Supply chain management (SCM) is important for companies that deliver goods or services. Transitioning from a single company to the whole supply chain implies the need for reorganization and reengineering, strategic management or organizational theories have not yet been incorporated in supply chain management. A competitive business environment has made Walmart focus on innovative processes and systems to overhaul its supply chains and make them more efficient. Increasingly, Walmart is integrating its supply chains with major customers. Wal-Mart is an innovator in SCM, which has helped it to provide low-cost merchandise to its customers and undercut its competitors.

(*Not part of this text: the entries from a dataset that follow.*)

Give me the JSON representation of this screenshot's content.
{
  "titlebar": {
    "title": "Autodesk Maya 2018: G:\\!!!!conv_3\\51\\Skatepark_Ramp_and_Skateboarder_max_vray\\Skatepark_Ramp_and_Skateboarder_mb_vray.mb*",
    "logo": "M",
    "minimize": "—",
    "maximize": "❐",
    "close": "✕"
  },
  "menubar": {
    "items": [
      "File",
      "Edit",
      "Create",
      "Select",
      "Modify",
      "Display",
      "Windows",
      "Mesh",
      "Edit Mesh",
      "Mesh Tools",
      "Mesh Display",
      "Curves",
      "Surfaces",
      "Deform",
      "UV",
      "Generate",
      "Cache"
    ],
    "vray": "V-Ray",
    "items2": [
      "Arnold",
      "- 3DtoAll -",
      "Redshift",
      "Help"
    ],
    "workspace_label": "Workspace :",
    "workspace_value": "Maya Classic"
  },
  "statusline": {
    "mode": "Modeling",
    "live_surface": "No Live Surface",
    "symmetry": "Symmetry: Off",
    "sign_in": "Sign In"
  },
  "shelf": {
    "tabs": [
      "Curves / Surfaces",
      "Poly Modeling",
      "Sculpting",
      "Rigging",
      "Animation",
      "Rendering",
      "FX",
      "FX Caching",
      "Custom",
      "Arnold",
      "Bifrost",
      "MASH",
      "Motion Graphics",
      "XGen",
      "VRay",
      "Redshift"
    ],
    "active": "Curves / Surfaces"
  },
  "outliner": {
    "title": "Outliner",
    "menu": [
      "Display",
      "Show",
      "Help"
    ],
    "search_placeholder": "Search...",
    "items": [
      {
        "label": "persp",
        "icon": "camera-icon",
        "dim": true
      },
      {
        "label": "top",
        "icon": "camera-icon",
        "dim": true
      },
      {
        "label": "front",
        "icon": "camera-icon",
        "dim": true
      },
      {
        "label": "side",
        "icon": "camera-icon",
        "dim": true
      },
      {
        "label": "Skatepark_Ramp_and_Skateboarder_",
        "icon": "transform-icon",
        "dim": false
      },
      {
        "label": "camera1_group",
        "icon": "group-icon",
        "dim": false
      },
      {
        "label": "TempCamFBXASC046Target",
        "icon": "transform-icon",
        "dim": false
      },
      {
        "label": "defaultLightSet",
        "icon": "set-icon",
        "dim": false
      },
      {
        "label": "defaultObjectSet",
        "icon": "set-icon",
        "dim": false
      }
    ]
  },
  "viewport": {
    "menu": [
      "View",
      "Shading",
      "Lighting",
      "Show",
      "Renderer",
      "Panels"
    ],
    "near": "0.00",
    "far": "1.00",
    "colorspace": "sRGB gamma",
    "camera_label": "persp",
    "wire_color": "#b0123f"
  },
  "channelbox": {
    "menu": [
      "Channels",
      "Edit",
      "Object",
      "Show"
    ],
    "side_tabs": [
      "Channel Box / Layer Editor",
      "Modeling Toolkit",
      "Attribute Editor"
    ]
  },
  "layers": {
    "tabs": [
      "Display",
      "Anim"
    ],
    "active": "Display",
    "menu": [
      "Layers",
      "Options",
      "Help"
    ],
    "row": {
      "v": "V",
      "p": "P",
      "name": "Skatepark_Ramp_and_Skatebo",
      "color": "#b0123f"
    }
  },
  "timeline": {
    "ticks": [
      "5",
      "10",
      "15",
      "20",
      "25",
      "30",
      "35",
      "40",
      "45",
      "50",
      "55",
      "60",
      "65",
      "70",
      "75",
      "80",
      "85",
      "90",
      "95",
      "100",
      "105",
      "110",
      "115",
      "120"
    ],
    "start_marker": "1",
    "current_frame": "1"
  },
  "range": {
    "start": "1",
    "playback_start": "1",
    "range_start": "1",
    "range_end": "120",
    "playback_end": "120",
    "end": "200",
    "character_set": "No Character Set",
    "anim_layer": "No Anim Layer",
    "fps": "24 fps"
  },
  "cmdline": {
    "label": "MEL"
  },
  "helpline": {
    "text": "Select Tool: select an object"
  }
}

Stalk et al. (1992) reported:
In 1979 Kmart was one of the leading companies in the retail industry… At that time, Wal-Mart was a small niche retailer in the South with only 229 stores and average revenues about half those of Kmart stores… Today Wal-Mart is the largest and highest profit retailer in the world. How did Wal-Mart do it? The starting point was a relentless focus on satisfying customer needs; Wal-Mart’s goal was simply to provide customers with access to goods when and where they want them and to develop cost structures that enable competitive pricing. The key to achieving this goal was to make the way the company replenishes inventory the centerpiece of its strategy. This was done by using a logistics technique known as cross-docking. In this strategy, goods are continuously delivered to Wal-Mart’s warehouses from where they are dispatched to stores without ever sitting in inventory. This strategy reduced Wal-Mart’s cost of sales significantly and made it possible to offer everyday low prices to their customers.

The key to Wal-Mart’s supply chain

Wal-Mart is committed to improving operations, lowering costs and improving customer service. But the key to retailer Wal-Mart’s success is its ability to drive costs out of its supply chain and manage it efficiently. Many supply chain experts refer to Wal-Mart as a supply chain-driven company that also has retail stores. Wal-Mart’s company philosophy (‘The Wal-Mart Way‘) is to be at the leading edge of logistics, distribution, transportation, and technology. The Wal-Mart business model would fail instantly without its advanced technology (Wal-Mart has the largest IT systems of any private company in the world) and supply chain (Wal-Mart has made significant investments in supply chain management).

Wal-Mart’s business model and competition

Wal-Mart’s business model is based on a low price strategy and low transportation costs allow it to sell its products at the lowest possible prices. In return for its strategy (Everyday Low Price Strategy), Wal-Mart’s suppliers – both large and small – either break even or make profit supplying at Wal-Mart’s stores. But the real winners are Wal-Mart’s customers (approximately 175 million every week) who save thousands of dollars buying at low prices. Since Wal-Mart stores began selling groceries almost three dozen regional grocery suppliers have struggled to match or simply run out of business. Last year, Wal-Mart’s annual sales were $350 billion and it had more than 7,000 stores, 120 distribution centres and operations spanning 15 countries. Nearly two million employees at Wal-Mart focus on cost, customers and continuous improvement on a daily basis. Other major retailers like Target and Home Depot have emulated Wal-Mart’s logistics strategies and actics.

Wal-Mart’s one-store-at-a-time, RFID and just-in-time (JIT) distribution approach

Every Wal-Mart store operates like a small company. Store managers are trained to manage one store at a time, one department at a time, and one customer at a time. Decisions are made by store teams to make the individual stores operate at its best with superior in-store execution. With established vendor partnerships with top manufacturers, Wal-Mart has implemented advanced logistics solutions like RFID (radio frequency identification). RFID solutions help maintain lower costs, identify out-of-stocks and increase sales. Distribution centres instead of warehouses, automated replenishment and cross-docking technology also reduce inventory carrying costs.